Express News Service
NEW DELHI: The rising number of mucormycosis cases in India may have come to limelight in the second Covid19 wave but this dreaded disease has been growing alarmingly since last year, a new study has confirmed.
This study from India, published by the US Centre for Disease Control and Prevention in its New Infectious Diseases journal has shown that between September and December, 2020, a 2.1-fold rise in black fungus cases was seen in the country, as compared to the corresponding period during the previous year.
The findings also showed that mortality rate among such patients had remained the same at around 47% at 12 week and 38% at 6 weeks.
Over the past few months, mucormycosis, a rare infection, normally caused after exposure to mucor mould commonly found in soil, plants, manure, and decaying fruits and vegetables has emerged as a major public health concern in India and is being reported in many people during or after Covid infection.
The condition, with a very high mortality rate affects the sinuses, the brain, eyes and the lungs and can be particularly life-threatening in diabetic or severely immunocompromised individuals, such as cancer patients or HIV-infected persons.
Researchers from 16 major tertiary care centres in the country including AIIMS in Delhi and Bhopal, PGI Chandigarh and several private hospitals like Gangaram hospital in Delhi and Medanta in Gurugram found 287 mucormycosis cases in September-December, 2020. Of these, 187 or over 65% of were reported in Covid patients.
“We noted a 2.1-fold rise in mucormycosis during the study period compared with September–December 2019,” they noted in US CDC’s journal.
The retrospective study found that uncontrolled diabetes mellitus was the most common underlying disease among all mucormycosis patients, irrespective of whether or not it was associated with coronavirus.
Also, Covid19 was the only underlying disease in 32.6% of those mucormycosis patients who had probably got the disease due to coronavirus infection. Also, Covid19 related hypoxemia (low oxygen in blood) and improper glucocorticoid use were independently associated with coronavirus associated mucormycosis.
The mucormycosis case-fatality rate at 12 weeks was 45.7% but it was similar for CAM and non-CAM patients, noted the researchers.
They added that age, rhino-orbital-cerebral involvement, and intensive care unit admission were associated with increased mortality rates while sequential anti-fungal drug treatment improved mucormycosis survival.

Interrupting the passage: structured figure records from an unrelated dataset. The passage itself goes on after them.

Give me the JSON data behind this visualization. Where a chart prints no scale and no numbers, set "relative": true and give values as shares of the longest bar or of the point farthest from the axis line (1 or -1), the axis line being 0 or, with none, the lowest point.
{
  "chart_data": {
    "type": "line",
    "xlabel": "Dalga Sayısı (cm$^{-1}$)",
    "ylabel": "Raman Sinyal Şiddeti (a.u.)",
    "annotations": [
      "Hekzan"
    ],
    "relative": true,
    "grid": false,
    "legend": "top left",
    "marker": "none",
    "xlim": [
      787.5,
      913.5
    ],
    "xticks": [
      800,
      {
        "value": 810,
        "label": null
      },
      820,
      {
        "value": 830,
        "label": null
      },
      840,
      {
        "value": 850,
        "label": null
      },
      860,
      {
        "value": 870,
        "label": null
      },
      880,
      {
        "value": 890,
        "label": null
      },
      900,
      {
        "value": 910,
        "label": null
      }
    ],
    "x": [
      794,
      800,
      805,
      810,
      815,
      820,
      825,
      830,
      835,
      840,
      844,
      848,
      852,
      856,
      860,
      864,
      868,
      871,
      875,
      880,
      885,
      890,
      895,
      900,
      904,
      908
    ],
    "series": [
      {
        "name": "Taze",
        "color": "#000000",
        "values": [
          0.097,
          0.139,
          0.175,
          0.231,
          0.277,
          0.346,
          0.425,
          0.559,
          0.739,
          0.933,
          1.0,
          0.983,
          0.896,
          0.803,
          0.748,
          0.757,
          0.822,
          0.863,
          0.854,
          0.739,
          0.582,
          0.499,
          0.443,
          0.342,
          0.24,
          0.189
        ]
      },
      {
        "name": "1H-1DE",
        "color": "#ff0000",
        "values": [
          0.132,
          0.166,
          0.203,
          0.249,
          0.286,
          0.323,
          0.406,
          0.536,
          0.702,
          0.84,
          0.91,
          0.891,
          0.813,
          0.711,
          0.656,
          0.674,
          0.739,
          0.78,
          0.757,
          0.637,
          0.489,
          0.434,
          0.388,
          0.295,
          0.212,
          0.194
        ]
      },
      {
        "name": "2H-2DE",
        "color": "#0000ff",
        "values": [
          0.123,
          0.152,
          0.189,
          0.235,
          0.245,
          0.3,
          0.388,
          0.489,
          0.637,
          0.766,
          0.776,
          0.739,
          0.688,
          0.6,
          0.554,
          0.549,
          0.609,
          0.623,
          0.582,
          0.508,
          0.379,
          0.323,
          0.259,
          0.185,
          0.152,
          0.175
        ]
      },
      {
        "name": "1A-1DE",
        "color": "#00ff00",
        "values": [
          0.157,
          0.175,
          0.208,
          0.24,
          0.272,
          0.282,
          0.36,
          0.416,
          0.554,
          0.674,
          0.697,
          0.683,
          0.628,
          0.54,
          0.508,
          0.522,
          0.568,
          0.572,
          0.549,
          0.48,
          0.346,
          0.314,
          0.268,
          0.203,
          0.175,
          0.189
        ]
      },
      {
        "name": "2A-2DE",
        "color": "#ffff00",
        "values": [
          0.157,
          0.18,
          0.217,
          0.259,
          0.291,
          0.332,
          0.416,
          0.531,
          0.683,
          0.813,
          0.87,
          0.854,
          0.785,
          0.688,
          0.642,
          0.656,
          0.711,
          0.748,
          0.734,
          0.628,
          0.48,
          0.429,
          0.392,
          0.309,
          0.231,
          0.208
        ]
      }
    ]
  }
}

“The Covid-19 pandemic has led to an increase in mucormycosis in India, partly from inappropriate glucocorticoid use,” their findings said.
However, as 13 of those cases were not treated with glucocorticoid or other immunomodulatory therapies, authors noted: “Whether Covid19 itself causes immune dysregulation and predisposes patients to invasive mucormycosis remains an unproven possibility”.
Meanwhile, the government which has been struggling to fulfill the heavy demand of anti-fungal drug amphotericinB by states had said that as on June 16, there were over 27,000 active mucormycosis cases in the country—a large number of which were in Gujarat and Maharashtra.